ブロックチェーンメディアのThe Crypto Basicが7日(現地時間)に報じたところによると、Pumpius氏は2013年からビットコインを買い増してきたと公言してきた投資家。X(旧Twitter)への投稿で、ビットコインを6万6500ドルで100万ドル分、XRPを1ドルで100万ドル分、それぞれ購入する指値注文を設定したと明らかにした。
その後、同氏はビットコインの注文が約定したと説明した。ビットコインは先週、一時6万ドル台まで下落しており、この局面で買い注文が成立したとみられる。一方、XRPの1ドルでの買い注文は、現時点では約定していないという。
Pumpius氏は2025年12月にも、XRPが2ドル台で推移していた時期に、同じ1ドル水準での買い注文を公開していた。当時は価格水準が大きく離れていたため成立しなかったが、足元の急落で1ドル圏に近づいたことで、この戦略が再び注目されている。市場では、心理的節目とされる1ドルの再テストを見据えたポジション構築との見方も出ている。
実際、XRPは直近24時間で約8%下落し、週間でも下げ幅が拡大するなど、値動きの荒さが強まっている。2025年7月に付けた高値3.66ドルからの下落率は約70%に達しており、今回の調整を過去最大級とみる向きもある。

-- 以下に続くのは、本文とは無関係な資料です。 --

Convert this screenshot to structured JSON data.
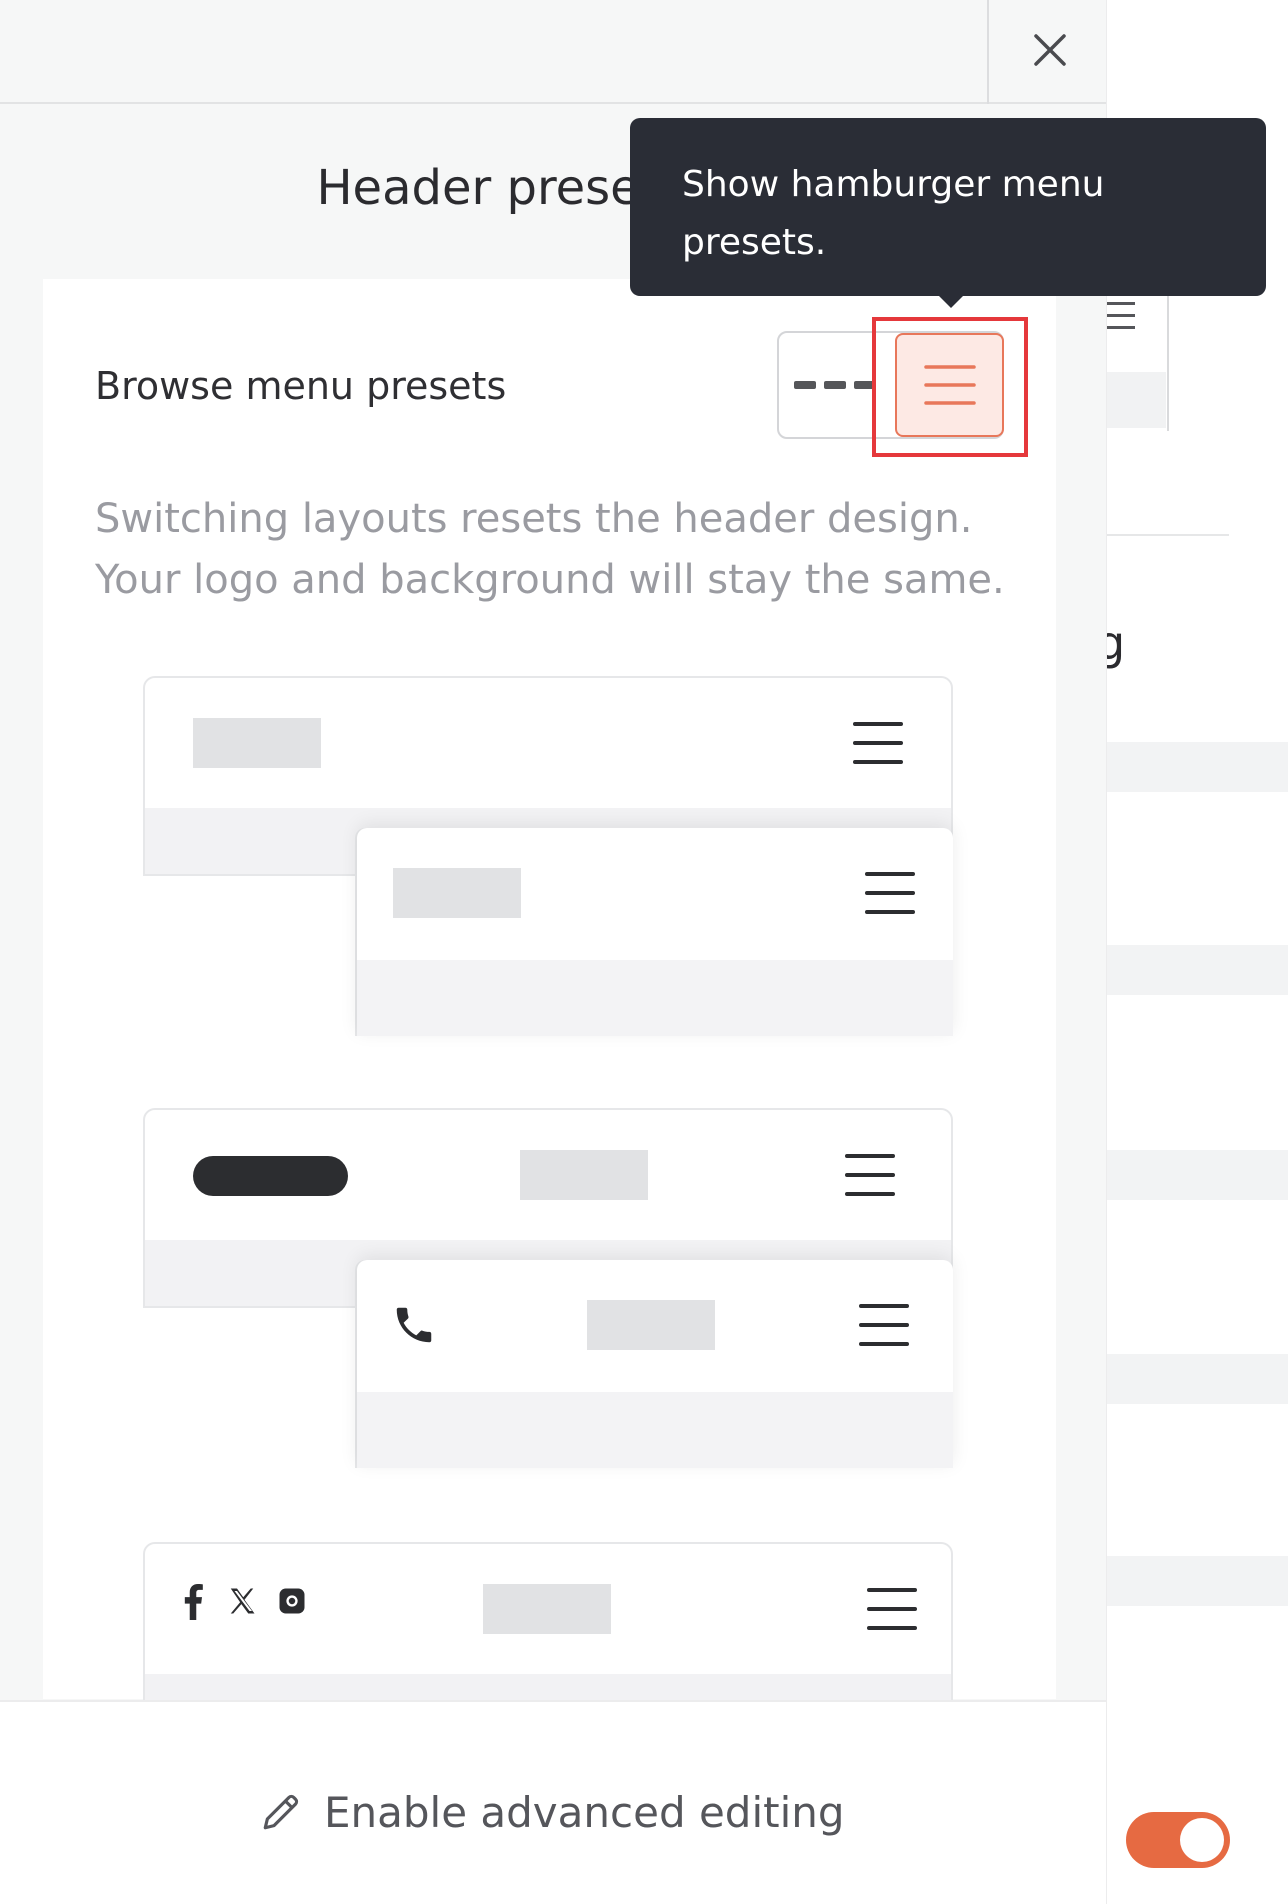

一方、XRPコミュニティの解説者として知られるザック・レクター氏は、「XRPが一時的に1ドルを割り込む可能性はあるが、長くは続かない」との見方を示した。あわせて、ブローカレッジのCaleb & Brownを通じて買い注文を準備していると説明した。今回の下落を、次の上昇局面に向けた買い集めの機会と受け止める市場参加者がいることをうかがわせる。
過去の急落後に相場が急反発した局面を踏まえ、今回の下落を押し目買いの機会とみる投資家もいる。2025年10月にも、XRPは急速な売りの後に反発し、安値圏に指値を置いていた投資家が利益機会を得たとの見方が出ていた。暗号資産市場の投資家心理が極端な恐怖に傾いていることを示す指標も取り沙汰されており、追加下落を警戒する見方と反発を見込む見方が交錯している。
足元のXRPは1.44ドル近辺まで戻しているが、一部アナリストは0.5ドルまでの追加下落の可能性も否定していない。値動きの荒い局面では、1ドルの再テストがあるかどうか、またその後に反発基調を維持できるかが短期的な注目点となりそうだ。